La Stampa, 26 maggio 2025
Se Black Lives Matter è in frenata, la speranza è solo nella teoria del pendolo
Una veglia a lume di candela, una funzione religiosa, un concerto gospel seguito da letture di poesie. È così che Minneapolis ha ricordato la morte di George Floyd, ucciso cinque anni fa dall’agente di polizia Derek Chauvin che per nove minuti ha premuto il ginocchio sul collo del quarantaseienne afroamericano, mentre lui ripeteva “I can’t breath”, la supplica diventata il grido di battaglia contro il razzismo. Una commemorazione sottotono, soprattutto se paragonata ai 26 26 milioni che cinque anni fa si riversarono nelle strade di tutti i 50 stati, giorno dopo giorno, settimana dopo settimana.
La misura di quanto il movimento Black Lives Matter fosse sostenuto allora e di quanto, in pochi anni, quel sostegno lo abbia perso, un po’ per colpa sua, un po’ sotto i colpi dell’amministrazione Trump. La stessa George Floyd Plaza – l’incrocio tra la 38esima strada e Chicago Avenue trasformato in un memoriale a cielo aperto – dopo cinque anni non ha ancora trovato la sua forma definitiva. C’è il murale con la faccia di Floyd, ci sono i fiori lasciati dai turisti, ma il futuro della piazza è ancora oggi oggetto di acceso dibattito tra il governo di Minneapolis e i membri della comunità, tra chi la vorrebbe chiusa al traffico e chi, come i commercianti della zona, vorrebbe riaprirla.
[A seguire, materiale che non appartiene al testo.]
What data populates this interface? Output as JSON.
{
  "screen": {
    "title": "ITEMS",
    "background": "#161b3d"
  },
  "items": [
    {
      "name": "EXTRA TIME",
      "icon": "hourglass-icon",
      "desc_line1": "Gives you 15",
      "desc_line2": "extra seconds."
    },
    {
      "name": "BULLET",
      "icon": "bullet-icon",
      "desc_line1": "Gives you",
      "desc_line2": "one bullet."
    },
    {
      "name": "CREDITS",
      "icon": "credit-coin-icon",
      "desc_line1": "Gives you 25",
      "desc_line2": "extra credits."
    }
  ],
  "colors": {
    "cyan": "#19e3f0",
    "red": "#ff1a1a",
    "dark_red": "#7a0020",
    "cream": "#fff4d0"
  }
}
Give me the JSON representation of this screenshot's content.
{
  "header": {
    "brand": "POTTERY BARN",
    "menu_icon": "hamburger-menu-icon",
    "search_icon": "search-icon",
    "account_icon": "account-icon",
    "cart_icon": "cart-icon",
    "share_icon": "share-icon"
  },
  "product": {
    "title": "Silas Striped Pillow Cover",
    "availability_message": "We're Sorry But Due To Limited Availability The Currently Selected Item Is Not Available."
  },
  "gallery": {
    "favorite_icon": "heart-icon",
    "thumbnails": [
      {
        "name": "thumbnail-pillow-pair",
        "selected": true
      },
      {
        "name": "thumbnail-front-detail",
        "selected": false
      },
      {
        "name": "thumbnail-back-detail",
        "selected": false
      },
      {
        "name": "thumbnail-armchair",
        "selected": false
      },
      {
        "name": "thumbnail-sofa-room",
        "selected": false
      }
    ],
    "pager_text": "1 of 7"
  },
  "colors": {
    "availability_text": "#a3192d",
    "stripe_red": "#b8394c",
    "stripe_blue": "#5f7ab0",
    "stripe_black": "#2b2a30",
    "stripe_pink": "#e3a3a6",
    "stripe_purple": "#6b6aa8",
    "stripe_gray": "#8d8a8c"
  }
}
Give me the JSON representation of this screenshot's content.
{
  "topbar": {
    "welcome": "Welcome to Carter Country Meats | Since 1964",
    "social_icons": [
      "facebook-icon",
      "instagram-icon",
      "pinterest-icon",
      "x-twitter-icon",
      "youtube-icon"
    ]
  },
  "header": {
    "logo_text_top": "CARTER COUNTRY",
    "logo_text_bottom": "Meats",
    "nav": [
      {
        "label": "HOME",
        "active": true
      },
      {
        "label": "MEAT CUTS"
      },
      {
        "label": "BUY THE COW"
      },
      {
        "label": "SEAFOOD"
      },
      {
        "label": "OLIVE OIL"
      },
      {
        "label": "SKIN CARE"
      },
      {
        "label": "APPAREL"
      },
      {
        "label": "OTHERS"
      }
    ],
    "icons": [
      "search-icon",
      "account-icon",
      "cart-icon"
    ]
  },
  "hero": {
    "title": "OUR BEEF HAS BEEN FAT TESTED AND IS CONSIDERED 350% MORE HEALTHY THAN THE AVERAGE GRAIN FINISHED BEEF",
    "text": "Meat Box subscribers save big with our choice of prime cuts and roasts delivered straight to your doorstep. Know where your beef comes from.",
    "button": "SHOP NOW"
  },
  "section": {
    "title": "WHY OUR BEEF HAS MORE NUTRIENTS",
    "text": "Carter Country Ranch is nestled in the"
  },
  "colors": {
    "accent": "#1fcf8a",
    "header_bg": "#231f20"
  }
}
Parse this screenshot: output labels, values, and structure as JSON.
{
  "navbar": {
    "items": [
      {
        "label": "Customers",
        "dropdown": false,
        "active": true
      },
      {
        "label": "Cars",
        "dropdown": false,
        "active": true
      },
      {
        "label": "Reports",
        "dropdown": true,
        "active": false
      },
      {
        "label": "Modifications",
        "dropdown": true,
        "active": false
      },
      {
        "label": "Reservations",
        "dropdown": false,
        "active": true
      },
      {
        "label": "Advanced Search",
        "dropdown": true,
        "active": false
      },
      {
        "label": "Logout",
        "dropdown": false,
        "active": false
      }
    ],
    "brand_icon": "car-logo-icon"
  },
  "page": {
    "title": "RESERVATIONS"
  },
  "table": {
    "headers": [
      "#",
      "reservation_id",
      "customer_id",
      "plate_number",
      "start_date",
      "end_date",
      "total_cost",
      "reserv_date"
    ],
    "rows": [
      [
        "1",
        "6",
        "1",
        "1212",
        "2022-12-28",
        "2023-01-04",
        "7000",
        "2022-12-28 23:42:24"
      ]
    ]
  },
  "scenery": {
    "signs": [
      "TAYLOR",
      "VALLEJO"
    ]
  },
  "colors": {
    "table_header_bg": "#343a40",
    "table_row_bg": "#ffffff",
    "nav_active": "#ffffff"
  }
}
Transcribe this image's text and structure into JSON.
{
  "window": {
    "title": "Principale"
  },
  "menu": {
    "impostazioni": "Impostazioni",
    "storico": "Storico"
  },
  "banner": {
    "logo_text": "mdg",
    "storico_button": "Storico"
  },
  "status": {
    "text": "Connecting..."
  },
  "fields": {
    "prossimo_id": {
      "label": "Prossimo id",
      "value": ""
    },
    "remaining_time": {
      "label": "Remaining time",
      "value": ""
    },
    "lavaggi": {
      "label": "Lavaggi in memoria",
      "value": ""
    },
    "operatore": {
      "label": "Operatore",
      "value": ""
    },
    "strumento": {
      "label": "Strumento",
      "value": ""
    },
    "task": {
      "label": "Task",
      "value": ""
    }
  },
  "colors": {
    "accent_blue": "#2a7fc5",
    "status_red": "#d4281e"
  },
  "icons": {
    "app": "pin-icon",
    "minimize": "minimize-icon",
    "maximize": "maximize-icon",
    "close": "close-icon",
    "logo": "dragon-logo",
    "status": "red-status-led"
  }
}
Questo mentre in tutta la nazione altri memoriali in onore di Floyd e del movimento sono stati cancellati, vandalizzati o lasciati in rovina e mentre poche settimane fa è stata rimossa l’enorme scritta gialla Black Lives Matter sulla sedicaesima strada, vicino alla Casa Bianca, una decisione presa dalla sindaca su pressione dell’amministrazione Trump che aveva minacciato di tagliare i fondi federali alla capitale. Un deliberato atto di cancellazione dei simboli che si accompagna allo svanire delle speranze in una riforma federale della polizia e nell’impegno per far prevalere diversità, equità e l’inclusione, spazzato via da Trump con un ordine esecutivo, e mentre il dipartimento di giustizia ha appena deciso di chiudere le indagini sugli illeciti nei confronti dei dipartimenti di polizia di diverse città tra cui Minneapolis, New York e Memphis. Trump a parte, non c’è dubbio che la lotta al razzismo stia vivendo un momento di regressione e che il movimento che la sostiene sia ai minimi storici di popolarità.
Nato dopo l’assoluzione di George Zimmerman per l’omicidio di Trayvon Martin nel 2013 e dopo le morti di Michael Brown a Ferguson e di Eric Garner a New York nel 2014, entrambi per mano della polizia, è con l’uccisione di Floyd che Black Lives Matter ha il suo picco arrivando a raccogliere, nel 2021, la sbalorditiva cifra di 79,6 milioni di dollari. L’anno successivo, la cifra scende a quasi 8,5 milioni di dollari e nel 2023 si aggira intorno ai 4,7 milioni. A provocare il crollo delle donazioni ci sono le accuse di cattiva gestione, di sperpero, di utilizzo privato di fondi che si sono riversate sui leader, danneggiando la reputazione del movimento stesso. Un esempio su tutti: Sir Maejor Page, ex leader di Atlanta, è stato condannato a 42 mesi di carcere per frode e riciclaggio di denaro. Secondo i dati del Pew Research Center la popolarità di Black Lives Matter è scesa di 15 punti percentuali rispetto al picco di giugno 2020, sebbene una leggera maggioranza del pubblico esprima ancora sostegno. La stessa ricerca riporta che il 72% degli americani afferma che “la crescente attenzione alla razza dopo l’omicidio di Floyd non ha portato a cambiamenti che abbiano migliorato la vita delle persone di colore”.
Chi vuole essere ottimista trova conforto nella teoria del pendolo: il risentimento bianco che è alla base del sostegno a Trump fa parte del normale corso della storia americana per cui a un avanzamento sociale segue sempre una reazione negativa. Il trionfo dell’abolizionismo lasciò il posto al Ku Klux Klan; la fine dell’era della Ricostruzione, dopo la guerra civile, portò violenza e terrore, ma i neri mantennero la cittadinanza. Come dire che i movimenti sociali possono andare incontro a battute d’arresto e inversioni di marcia, ma indietro del tutto non si torna mai. Con buona pace dei Maga.